Àqueles que tem na pele a cor da noite, 2020
Grafite sobre papel.
No centro de um papel, cor branca, retangular de orientação horizontal, dois rostos se encontram em um movimento diagonal, sendo que, acima e à direita, a pessoa está de olhos fechados, tem a pele negra, cabelos representados em um tom de cinza, e, abaixo e à esquerda, há outra pessoa com o rosto de perfil, que se encosta delicadamente na lateral do rosto da primeira, assim como sua mão esquerda repousa sobre o contorno do rosto; sua pele negra é representada em um tom intenso de grafite, no rosto e na mão. Aos poucos, em degradê, revela-se um desenho inacabado, do qual vemos apenas finos contornos, incluindo a forma de sua cabeça e cabelos; o mesmo acontece com a outra figura, em que, a partir de seu pescoço, abruptamente o desenho da roupa se constitui apenas das linhas de contorno.

Sem título, 2019 Lápis grafite sobre papel. 29,7 x 42 cm.
Um detalhe da obra sem título, 2019, em que um pouco acima e à direita, uma pessoa está de olhos fechados, tem a pele negra, cabelos representados em um tom de cinza, e, abaixo e à esquerda, uma pessoa com o rosto de perfil, que se encosta delicadamente na lateral do rosto da outra, assim como sua mão esquerda repousa sobre o contorno do rosto.
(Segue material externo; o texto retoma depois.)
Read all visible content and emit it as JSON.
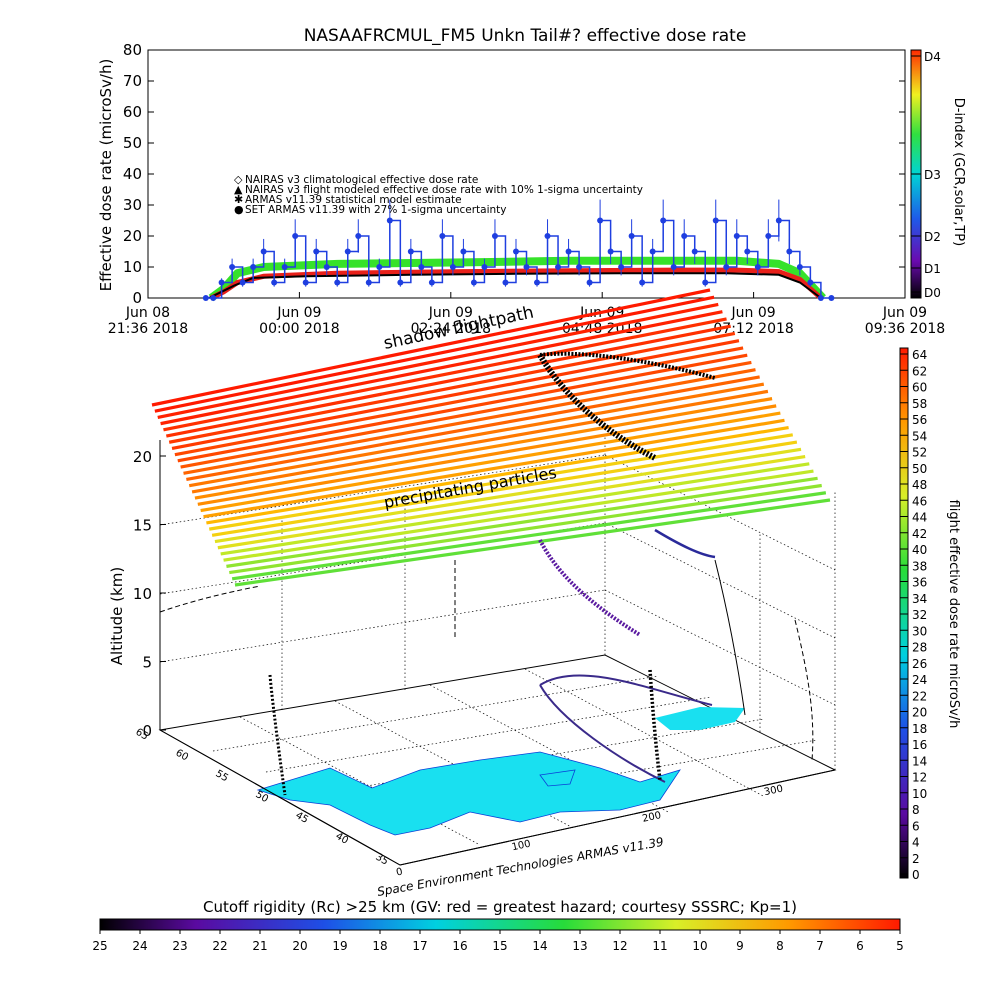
{
  "title": "NASAAFRCMUL_FM5 Unkn Tail#? effective dose rate",
  "colors": {
    "nairas_clim": "#e8201a",
    "nairas_flight": "#000000",
    "armas_model": "#36e22a",
    "set_armas": "#1f3fe0"
  },
  "chart_data": [
    {
      "type": "line",
      "name": "time-series",
      "ylabel": "Effective dose rate (microSv/h)",
      "ylim": [
        0,
        80
      ],
      "yticks": [
        "0",
        "10",
        "20",
        "30",
        "40",
        "50",
        "60",
        "70",
        "80"
      ],
      "xticks": [
        {
          "t": 0,
          "l1": "Jun 08",
          "l2": "21:36 2018"
        },
        {
          "t": 144,
          "l1": "Jun 09",
          "l2": "00:00 2018"
        },
        {
          "t": 288,
          "l1": "Jun 09",
          "l2": "02:24 2018"
        },
        {
          "t": 432,
          "l1": "Jun 09",
          "l2": "04:48 2018"
        },
        {
          "t": 576,
          "l1": "Jun 09",
          "l2": "07:12 2018"
        },
        {
          "t": 720,
          "l1": "Jun 09",
          "l2": "09:36 2018"
        }
      ],
      "xrange_min": [
        0,
        720
      ],
      "legend": [
        "NAIRAS v3 climatological effective dose rate",
        "NAIRAS v3 flight modeled effective dose rate with 10% 1-sigma uncertainty",
        "ARMAS v11.39 statistical model estimate",
        "SET ARMAS v11.39 with 27% 1-sigma uncertainty"
      ],
      "series": [
        {
          "name": "NAIRAS v3 climatological effective dose rate",
          "color": "#e8201a",
          "x": [
            60,
            72,
            85,
            110,
            180,
            300,
            400,
            500,
            560,
            600,
            620,
            640
          ],
          "y": [
            0,
            2,
            5,
            7,
            8,
            8.5,
            8.8,
            9,
            9,
            8.5,
            6,
            0
          ]
        },
        {
          "name": "NAIRAS v3 flight modeled effective dose rate with 10% 1-sigma uncertainty",
          "color": "#000000",
          "x": [
            58,
            70,
            82,
            100,
            150,
            250,
            350,
            450,
            550,
            600,
            620,
            640
          ],
          "y": [
            0,
            2,
            4,
            6.5,
            7,
            7.5,
            7.8,
            8,
            8,
            7.5,
            5,
            0
          ]
        },
        {
          "name": "ARMAS v11.39 statistical model estimate",
          "color": "#36e22a",
          "x": [
            60,
            72,
            85,
            110,
            180,
            300,
            400,
            500,
            560,
            600,
            620,
            642
          ],
          "y": [
            0,
            3,
            8,
            10,
            11,
            11.5,
            12,
            12,
            12,
            11,
            8,
            0
          ]
        },
        {
          "name": "SET ARMAS v11.39 with 27% 1-sigma uncertainty",
          "color": "#1f3fe0",
          "x": [
            55,
            62,
            70,
            80,
            90,
            100,
            110,
            120,
            130,
            140,
            150,
            160,
            170,
            180,
            190,
            200,
            210,
            220,
            230,
            240,
            250,
            260,
            270,
            280,
            290,
            300,
            310,
            320,
            330,
            340,
            350,
            360,
            370,
            380,
            390,
            400,
            410,
            420,
            430,
            440,
            450,
            460,
            470,
            480,
            490,
            500,
            510,
            520,
            530,
            540,
            550,
            560,
            570,
            580,
            590,
            600,
            610,
            620,
            630,
            640,
            650
          ],
          "y": [
            0,
            0,
            5,
            10,
            5,
            10,
            15,
            5,
            10,
            20,
            5,
            15,
            10,
            5,
            15,
            20,
            5,
            10,
            25,
            5,
            15,
            10,
            5,
            20,
            10,
            15,
            5,
            10,
            20,
            5,
            15,
            10,
            5,
            20,
            10,
            15,
            10,
            5,
            25,
            15,
            10,
            20,
            5,
            15,
            25,
            10,
            20,
            15,
            5,
            25,
            10,
            20,
            15,
            10,
            20,
            25,
            15,
            10,
            5,
            0,
            0
          ],
          "uncertainty_pct": 27
        },
        {
          "name": "D-index",
          "color": "#ff2a00"
        }
      ],
      "right_axis": {
        "label": "D-index (GCR,solar,TP)",
        "ticks": [
          "D0",
          "D1",
          "D2",
          "D3",
          "D4"
        ]
      }
    },
    {
      "type": "scatter",
      "name": "3d-flight-view",
      "zlabel": "Altitude (km)",
      "zticks": [
        "0",
        "5",
        "10",
        "15",
        "20"
      ],
      "lat_ticks": [
        "35",
        "40",
        "45",
        "50",
        "55",
        "60",
        "65"
      ],
      "lon_ticks": [
        "0",
        "100",
        "200",
        "300"
      ],
      "annotations": [
        "shadow flightpath",
        "precipitating particles"
      ],
      "colorbar": {
        "label": "flight effective dose rate microSv/h",
        "ticks": [
          "0",
          "2",
          "4",
          "6",
          "8",
          "10",
          "12",
          "14",
          "16",
          "18",
          "20",
          "22",
          "24",
          "26",
          "28",
          "30",
          "32",
          "34",
          "36",
          "38",
          "40",
          "42",
          "44",
          "46",
          "48",
          "50",
          "52",
          "54",
          "56",
          "58",
          "60",
          "62",
          "64"
        ]
      },
      "credit": "Space Environment Technologies ARMAS v11.39"
    },
    {
      "type": "heatmap",
      "name": "cutoff-rigidity-colorbar",
      "title": "Cutoff rigidity (Rc) >25 km (GV: red = greatest hazard; courtesy SSSRC; Kp=1)",
      "ticks": [
        "25",
        "24",
        "23",
        "22",
        "21",
        "20",
        "19",
        "18",
        "17",
        "16",
        "15",
        "14",
        "13",
        "12",
        "11",
        "10",
        "9",
        "8",
        "7",
        "6",
        "5"
      ]
    }
  ]
}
As peles negras estão representadas em um tom intenso de grafite e tanto na roupa da primeira figura quanto na forma da cabeça e cabelos da segunda revela-se um desenho inacabado, do qual vemos apenas finos contornos sobre a cor branca do suporte. A representação dos volumes revela a textura dos traços e de um texto manuscrito que estava gravado, em relevo, sobre a superfície do papel, na área dos rostos; sob a maçã do rosto da pessoa, à direita, lê-se o início da inscrição que diz: Sinto muito…

Sem título, 2019 Lápis grafite sobre papel. 29,7 x 42 cm.
Linhas de grafite preenchem uma grande área de um fundo, cor branca, que se preserva apenas em uma estreita faixa vertical, à esquerda. Há um grande plano que é composto pelas costas de uma pessoa, em que se destacam duas mãos e antebraços de outra pessoa, as cabeças estão juntas também em abraço, não revelando os rostos. A gestualidade dos traços de lápis grafite imprime movimento aos corpos desenhados, a intensidade do tom apresenta peles negras e, em um exercício de claro escuro, revelam a textura de um texto manuscrito que estava gravado, em relevo, sobre a superfície do papel.

Sem título, 2021 Lápis grafite sobre papel. 21 x 29,7 cm
Linhas de carvão preenchem toda a imagem, retangular de orientação vertical, trazendo um movimento diagonal que parte do lado esquerdo inferior. Em um degradê que tende para o escuro, a textura revela o rosto de uma pessoa negra, no alto e à esquerda, que em meio perfil apresenta um dos olhos semicerrado. No primeiro plano, sua mão esquerda segura a cabeça de uma outra pessoa, que está de costas, recostada sobre seu ombro esquerdo. É possível perceber, em vários pontos, um excesso de pigmento depositado sobre o desenho.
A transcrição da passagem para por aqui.